A equipe de pesquisadores, todos moradores da periferia, entrevistou mais de 100 lideranças em cinco capitais e concluiu que cada cidade tem um movimento político próprio. Mas uma característica presente em todos eles é a de basear-se na redução das desigualdades, na diversidade de raça e gênero, na tolerância. “Na favela não chega saúde, saneamento, cultura. Não chega educação de qualidade. A única política pública que os governantes mandam é a operação policial”, conta Wellington.

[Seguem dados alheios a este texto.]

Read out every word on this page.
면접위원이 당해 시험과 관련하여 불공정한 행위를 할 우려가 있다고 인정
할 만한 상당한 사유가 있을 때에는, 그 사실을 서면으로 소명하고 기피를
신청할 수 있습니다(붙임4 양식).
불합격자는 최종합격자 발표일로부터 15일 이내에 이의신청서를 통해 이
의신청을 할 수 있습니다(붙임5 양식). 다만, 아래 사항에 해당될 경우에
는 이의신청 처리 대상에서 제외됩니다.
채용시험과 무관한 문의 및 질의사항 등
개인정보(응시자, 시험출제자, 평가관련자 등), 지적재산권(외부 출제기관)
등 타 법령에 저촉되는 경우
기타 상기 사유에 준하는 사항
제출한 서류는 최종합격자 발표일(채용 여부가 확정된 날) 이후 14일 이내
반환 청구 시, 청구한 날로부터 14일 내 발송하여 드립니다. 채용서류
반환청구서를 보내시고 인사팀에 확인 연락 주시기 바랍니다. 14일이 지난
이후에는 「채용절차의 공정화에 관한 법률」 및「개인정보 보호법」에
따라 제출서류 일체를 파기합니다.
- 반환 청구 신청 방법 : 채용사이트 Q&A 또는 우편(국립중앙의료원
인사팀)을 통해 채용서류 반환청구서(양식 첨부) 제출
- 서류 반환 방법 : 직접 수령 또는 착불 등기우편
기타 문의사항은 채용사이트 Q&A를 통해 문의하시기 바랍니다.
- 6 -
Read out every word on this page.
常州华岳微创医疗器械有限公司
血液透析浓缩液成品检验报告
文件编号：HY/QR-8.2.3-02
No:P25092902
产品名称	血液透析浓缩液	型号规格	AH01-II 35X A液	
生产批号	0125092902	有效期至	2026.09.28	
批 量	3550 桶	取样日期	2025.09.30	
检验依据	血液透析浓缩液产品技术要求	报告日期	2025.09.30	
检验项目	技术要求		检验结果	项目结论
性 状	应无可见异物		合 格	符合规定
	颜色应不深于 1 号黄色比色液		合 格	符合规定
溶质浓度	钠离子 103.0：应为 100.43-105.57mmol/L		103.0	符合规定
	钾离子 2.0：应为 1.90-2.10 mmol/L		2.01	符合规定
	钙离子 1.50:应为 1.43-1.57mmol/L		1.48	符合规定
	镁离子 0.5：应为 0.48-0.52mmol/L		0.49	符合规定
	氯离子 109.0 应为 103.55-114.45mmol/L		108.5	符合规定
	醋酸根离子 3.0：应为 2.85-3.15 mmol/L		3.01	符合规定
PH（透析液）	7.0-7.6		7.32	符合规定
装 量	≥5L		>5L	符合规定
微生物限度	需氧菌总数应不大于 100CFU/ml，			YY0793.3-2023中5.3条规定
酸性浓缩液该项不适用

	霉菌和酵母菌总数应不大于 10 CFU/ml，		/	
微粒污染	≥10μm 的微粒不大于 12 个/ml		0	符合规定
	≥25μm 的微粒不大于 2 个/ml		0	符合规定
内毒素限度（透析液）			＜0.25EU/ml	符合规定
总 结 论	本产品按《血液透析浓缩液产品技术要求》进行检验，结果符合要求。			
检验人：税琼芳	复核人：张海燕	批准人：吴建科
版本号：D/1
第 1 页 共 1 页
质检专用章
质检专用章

Segundo trecho da pesquisa, deve-se falar sobre a mobilização de seres políticos ‘a partir’ das periferias e não ‘da’ periferia. “Isso porque estamos falando dessa inovação política que não está necessariamente na periferia, mas que parte dela. É trazer um sujeito que está formulando políticas públicas para o país a partir do seu território”, explica. Atuar de forma conjunta para desenvolver soluções é uma máxima dentro desses movimentos da nova política.
Vale ressaltar também a importância de tratar sempre as periferias no plural, uma vez que diferentes espaços têm diferentes costumes, culturas e regras sociais que não devem ser diminuídas e colocadas em uma mesma identidade coletiva. “A pesquisa foi um caminho tanto de ver a diversidade das ações como a diversidade dos territórios. A periferia de Belo Horizonte é diferente da periferia do Rio, que é diferente da periferia de São Paulo. Então, acredito que foi uma leitura dessas periferias no Brasil”, defende Wellington.
O que se vê como resultado, são esses coletivos das periferias ocupando esses espaços institucionais. As impressões da identidade coletiva na qual vivemos cotidianamente dentro da quebrada podem se expressar muito fortemente nessas eleições. “Temos políticos somente em períodos eleitorais, mas este novos possíveis candidatos partidos do território estão no dia a dia e podem se identificar melhor com os eleitores. A periferia tem entendido que precisa fazer parte do processo da política institucional para dizer sobre o território. Sinto que as periferias têm pautado que vamos sim colocar essas pessoas nesses espaços de poder, porque só assim nossas pautas serão representadas”, conclui.